Until recently, Raheny had one of just a handful of hotels in the north suburbs; this shortage has been reduced in recent years by the building of a range of hotels near Dublin Airport, 7 km away. However, the Shieling Hotel is still operating. In addition, the district features a range of bed-and-breakfast establishments. There are several pubs, the best known including the Station House, the Inn, the Watermill and the Cedar Lounge, and one restaurant, in one of the old schoolhouses in the village centre.
Many of the local business interests, and some civic entities, are members of the active Raheny Business Association (RBA), a form of chamber of commerce. The RBA helps to sponsor the work of the Raheny Tidy Village Group, which has helped the area win a number of civic awards.

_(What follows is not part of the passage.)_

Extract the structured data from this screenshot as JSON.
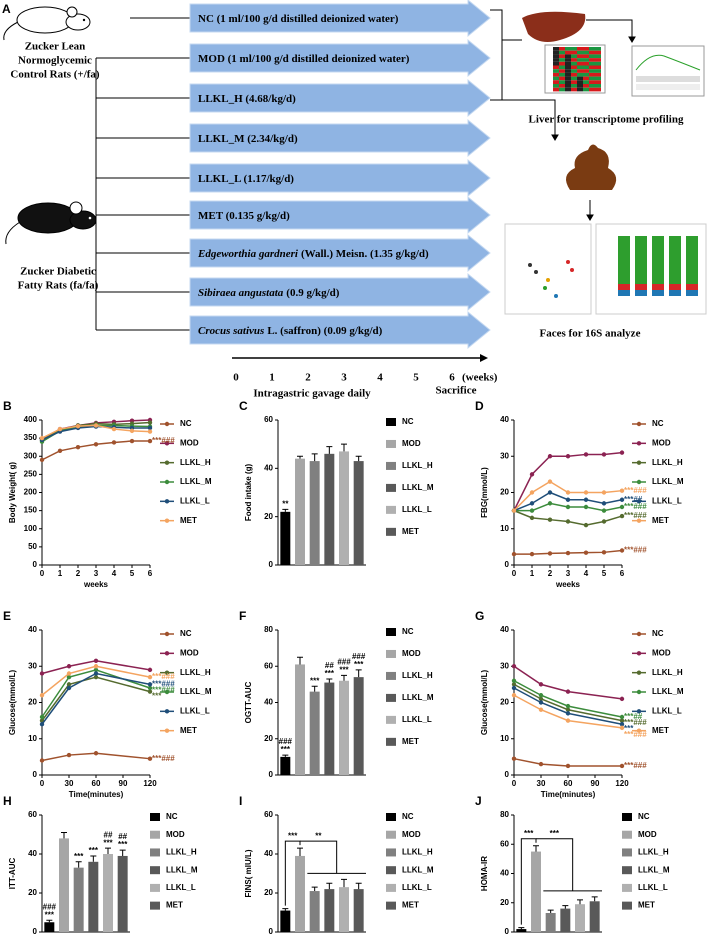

A range of Residents Associations have existed but many have faded as areas have matured. One, the St. Anne's Residents Association (SARA), with some allied bodies, does operate a community hall on All Saints Drive, while the Grange Woodbine Association has a hall on Station Road. An umbrella body, the Federation of Raheny Residents, was very active up to the 1980's but has been little seen in recent times, aside from working on a Millennium Clock, now sited in the village centre. Many other voluntary groups operate in the area, some secular, some church-related.

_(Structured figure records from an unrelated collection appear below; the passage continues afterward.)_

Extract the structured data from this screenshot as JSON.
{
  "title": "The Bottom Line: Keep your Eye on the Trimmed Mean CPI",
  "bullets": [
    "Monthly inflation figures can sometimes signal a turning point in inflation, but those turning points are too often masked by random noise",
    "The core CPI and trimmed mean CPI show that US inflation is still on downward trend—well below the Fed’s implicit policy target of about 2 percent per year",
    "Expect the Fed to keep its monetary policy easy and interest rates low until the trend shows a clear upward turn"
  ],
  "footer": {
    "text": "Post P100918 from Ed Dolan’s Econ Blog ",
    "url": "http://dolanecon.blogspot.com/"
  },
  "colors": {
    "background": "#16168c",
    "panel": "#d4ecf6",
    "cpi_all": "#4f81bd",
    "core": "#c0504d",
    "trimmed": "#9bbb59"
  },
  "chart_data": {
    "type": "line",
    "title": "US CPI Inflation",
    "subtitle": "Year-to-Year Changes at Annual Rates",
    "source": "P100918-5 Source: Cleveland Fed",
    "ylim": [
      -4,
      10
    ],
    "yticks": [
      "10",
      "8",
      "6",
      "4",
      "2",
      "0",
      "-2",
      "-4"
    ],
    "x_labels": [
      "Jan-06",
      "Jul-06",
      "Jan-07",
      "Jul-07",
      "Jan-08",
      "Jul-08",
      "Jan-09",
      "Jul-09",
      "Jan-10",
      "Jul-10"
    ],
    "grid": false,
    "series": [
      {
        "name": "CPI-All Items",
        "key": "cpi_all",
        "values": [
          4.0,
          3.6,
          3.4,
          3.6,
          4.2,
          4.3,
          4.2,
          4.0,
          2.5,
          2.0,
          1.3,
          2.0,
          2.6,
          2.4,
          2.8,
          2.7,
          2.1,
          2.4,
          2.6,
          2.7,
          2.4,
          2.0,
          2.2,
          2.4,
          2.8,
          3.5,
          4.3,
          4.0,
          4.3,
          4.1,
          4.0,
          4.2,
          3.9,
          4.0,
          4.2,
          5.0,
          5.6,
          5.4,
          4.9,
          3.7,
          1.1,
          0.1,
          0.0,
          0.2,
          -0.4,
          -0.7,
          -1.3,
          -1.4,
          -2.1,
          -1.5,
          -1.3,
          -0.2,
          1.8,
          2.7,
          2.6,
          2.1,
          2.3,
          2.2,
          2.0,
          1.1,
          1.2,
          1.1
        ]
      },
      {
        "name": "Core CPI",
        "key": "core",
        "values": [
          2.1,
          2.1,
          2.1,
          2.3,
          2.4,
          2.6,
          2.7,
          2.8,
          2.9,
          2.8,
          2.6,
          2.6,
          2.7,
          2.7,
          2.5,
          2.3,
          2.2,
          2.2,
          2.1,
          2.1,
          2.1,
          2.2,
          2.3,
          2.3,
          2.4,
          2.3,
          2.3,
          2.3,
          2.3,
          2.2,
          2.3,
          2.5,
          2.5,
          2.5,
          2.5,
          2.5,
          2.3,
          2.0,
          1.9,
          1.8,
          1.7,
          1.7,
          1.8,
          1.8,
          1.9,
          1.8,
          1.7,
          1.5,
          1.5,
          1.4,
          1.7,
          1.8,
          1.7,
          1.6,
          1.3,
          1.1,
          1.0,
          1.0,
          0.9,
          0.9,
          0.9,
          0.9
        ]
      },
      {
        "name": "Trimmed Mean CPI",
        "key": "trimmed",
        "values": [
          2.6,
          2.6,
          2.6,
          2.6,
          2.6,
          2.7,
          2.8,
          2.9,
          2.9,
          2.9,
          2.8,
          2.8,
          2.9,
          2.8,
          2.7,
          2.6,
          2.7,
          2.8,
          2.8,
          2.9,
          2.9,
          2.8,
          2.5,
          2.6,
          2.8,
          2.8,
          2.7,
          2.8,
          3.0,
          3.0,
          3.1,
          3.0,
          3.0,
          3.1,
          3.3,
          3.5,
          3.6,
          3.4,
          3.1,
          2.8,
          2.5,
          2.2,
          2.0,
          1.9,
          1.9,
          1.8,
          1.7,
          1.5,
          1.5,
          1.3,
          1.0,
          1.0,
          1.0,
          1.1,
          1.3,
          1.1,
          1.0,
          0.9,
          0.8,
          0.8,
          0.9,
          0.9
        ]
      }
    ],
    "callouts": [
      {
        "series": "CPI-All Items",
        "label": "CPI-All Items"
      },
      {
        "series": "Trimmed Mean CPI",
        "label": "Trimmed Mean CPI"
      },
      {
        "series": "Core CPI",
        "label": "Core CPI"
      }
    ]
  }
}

The neighbourhood has a boy's secondary school, St. Paul's College, Raheny (attended by approximately 600 pupils ) and a girl's school, Manor House, as well as Ard Scoil la Salle, on Raheny Road, a secondary school with male and female students. There is a primary school complex, with a mixed junior school, Scoil Ide, and distinct boys' and girls' senior schools, Scoil Assaim and Scoil Aine respectively. There is also a mixed primary school, Springdale National School, on Springdale Road, overseen by a Board of Governors, with an endowment which includes some of the area's historic buildings.
The 'Raheny News', a four page bulletin, printed on distinctive green paper, and aimed at keeping residents of Raheny informed of current happenings in the area, is produced weekly throughout most of the year by a group of local people. Roman Catholic and Church of Ireland parishes also produce bulletins.